The scam is that there's nothing at the end of the road. You get these students that are borderline suicidal because they absolutely must outperform their peers, but it's all just ladder climbing and performance for performance's sake. That takes a toll on a person. And for what? Nobody under that kind of pressure is capable of learning anything.

Then they get to college or industry and they have to work with their peers, or apply creativity in some way, but they can't do either of these things because they're either burned out or preoccupied with scoring points in a game that nobody else in the room is playing--or at least that has been my experience with the people who made me aware that they went to private school: too focused on value to be useful in achieving outcomes. Incapable of making the best of a situation that they feel they're too good for.

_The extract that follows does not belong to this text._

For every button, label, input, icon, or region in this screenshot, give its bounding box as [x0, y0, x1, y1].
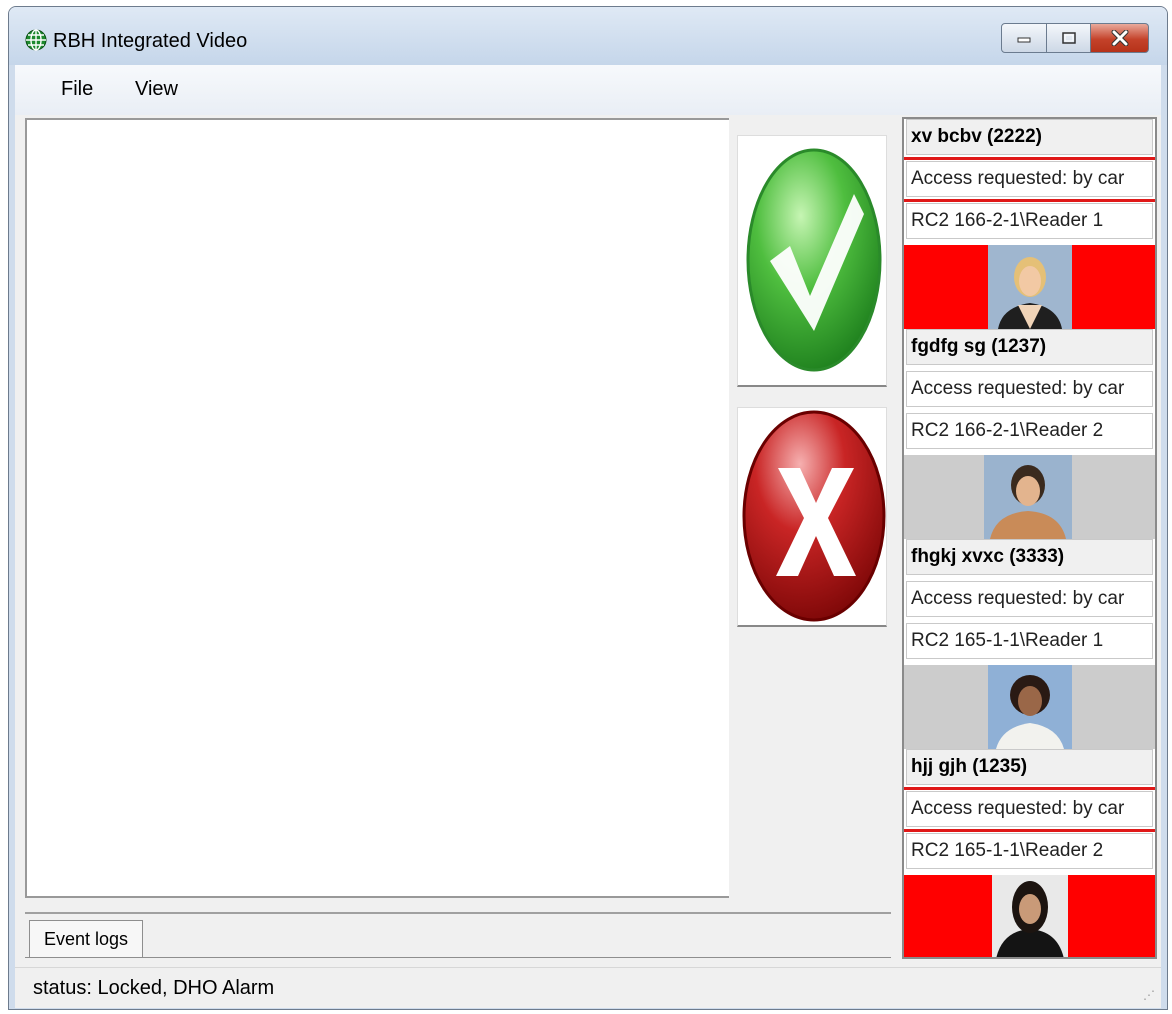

Admittedly, there may be people around me who came from that background and I just don't know. It's not like I question people on it. But if that's a blindness I have it's not one I can introspect my way out of. You don't know what you don't know. All I have is these anecdotes about folks who are a sort of walking ad for whatever prestigious rigmarole they managed to survive. Eager to establish some kind of pecking order wherever they go and not invited places because of it despite being otherwise pretty cool.

I don't know if charter schools do the same thing to people, but they appear to be trying--and they've found a way to make the rest of us pay for it despite it being exactly the opposite of the what we're ostensibly paying those taxes for.

Does it really not feel like a scam to you?




I agree that pushing kids too hard to perform at a level that they're barely capable of is bad, and a lot of middle/upper-middle class parents seem to do that when it's totally unnecessary for them. I don't plan to pressure my own kids just for the sake of it.

That said, I was incredibly bored in school with a bunch of AP classes, and still didn't feel much pressure with a double major in math and engineering in university. Like I would skip my real analysis lectures sometimes because they felt like a waste of time (in retrospect I probably should've talked to my advisor to see if I could take the graduate version instead, but oh well). Some kids need a faster pace, and it's good to have somewhere for them to go. The trend seems to be if anything (particularly in certain major west coast cities) that public schools are opting out of being that place. Especially when it comes to non-AP classes, you'd might as well let those kids go home and play video games. They might actually learn more.


We're in agreement about most of that. Except that I don't think that public schools are opting out so much as being forced out because charter schools are taking the funding and the easy students away and leaving them only with the difficult ones--many of whom also need a faster pace.

That was me. I wasn't bored in school because I occupied with other things like how to steal the projector (not that I needed one, but it was an adequately challenging target). It took some very patient and clever public school teachers to refocus that energy in an academic direction. The charter school solution would've been to make me someone else's problem.